Berita / Nusantara /
Mayoritas Berpendidikan Rendah, Naker Sawit Butuh Perlindungan
Jakarta, Elaeis.co - Perkebunan kelapa sawit merupakan salah satu sektor industri yang berperan penting bagi perekonomian Indonesia. Pemerintah terus berupaya agar tenaga kerja (naker) di perkebunan sawit lebih terlindungi.
Direktur Jenderal Pembinaan Hubungan Industrial dan Jaminan Sosial Tenaga Kerja (PHI-Jamsos) Kementerian Ketenagakerjaan (Kemnaker), Indah Anggoro Putri, mengatakan, Kemnaker terus mengupayakan terwujudnya hubungan industrial yang harmonis dan berkeadilan di sektor kelapa sawit guna meningkatkan kesejahteraan pekerja di sektor tersebut.
“Ini dikarenakan sektor kelapa sawit identik dengan pekerjaan yang menyerap banyak pekerja dengan tingkat mayoritas pendidikan rendah,” katanya pada Dialog Undang-Undang Cipta Kerja Klaster Ketenagakerjaan Bidang Persyaratan Kerja Pada Sektor Sawit di Jakarta, baru-baru ini.
Putri menjelaskan, data Kementerian Pertanian (Kementan) tahun 2019 menunjukkan jumlah petani kelapa sawit sebanyak 2,67 juta orang dan jumlah naker sebanyak 4,42 juta orang. Jumlah tersebut terdiri dari 4 juta atau 90,68 persen pekerja kelapa sawit besar swasta nasional, 321 ribu atau 7,26 persen pekerja kelapa sawit besar milik negara, dan 91 ribu atau 2,07 persen pekerja kelapa sawit besar milik swasta asing.

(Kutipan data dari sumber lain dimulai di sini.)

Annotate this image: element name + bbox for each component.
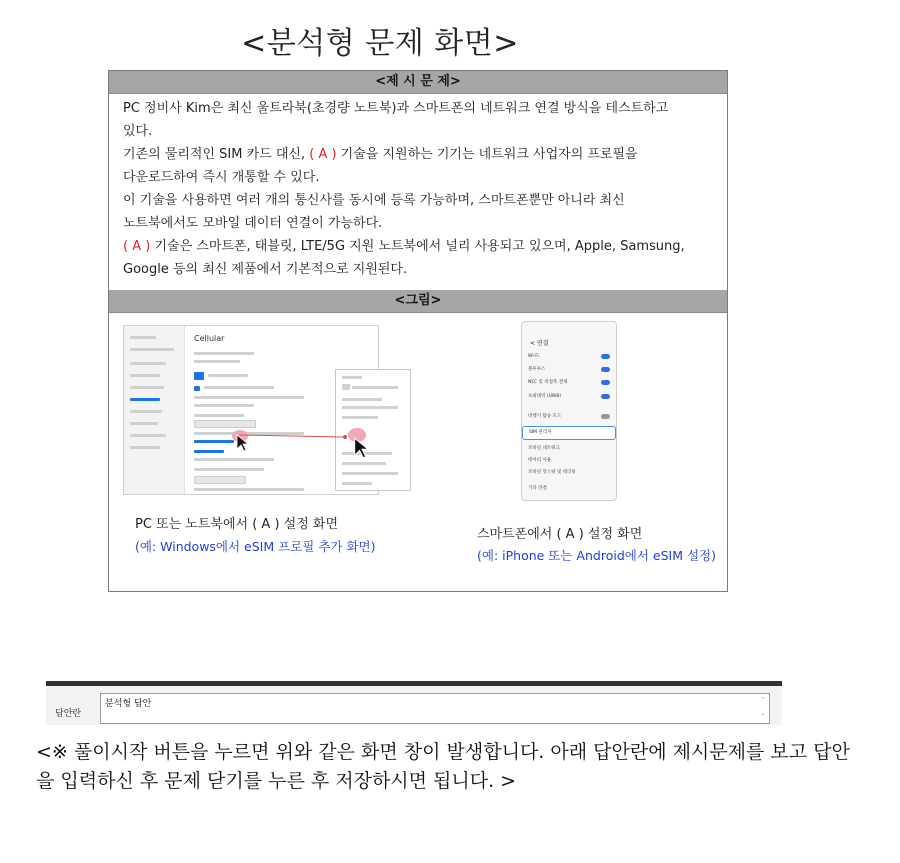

Ia mengatakan, hubungan kerja pekerja/buruh sektor perkebunan sawit sebagian besar dilakukan dengan Perjanjian Kerja Waktu Tertentu (PKWT), termasuk di dalamnya pekerja harian.
“Ini berdampak pada perlindungan dan syarat kerjanya tentang PKWT, alih daya, waktu kerja, waktu istirahat, dan pemutusan hubungan kerja,” katanya.
Dia menambahkan, berdasarkan data BPS bulan November tahun 2020, jumlah total luas kebun sawit di Indonesia mencapai sekitar 14,60 juta hektar. Perkebunan milik BUMN memiliki sebagian kecil yaitu 614.756 hektar atau 4,29 persen, sementara sebagian besar diusahakan oleh perusahaan besar swasta yaitu sebesar 55,09 persen atau seluas 7.892.706 hektar.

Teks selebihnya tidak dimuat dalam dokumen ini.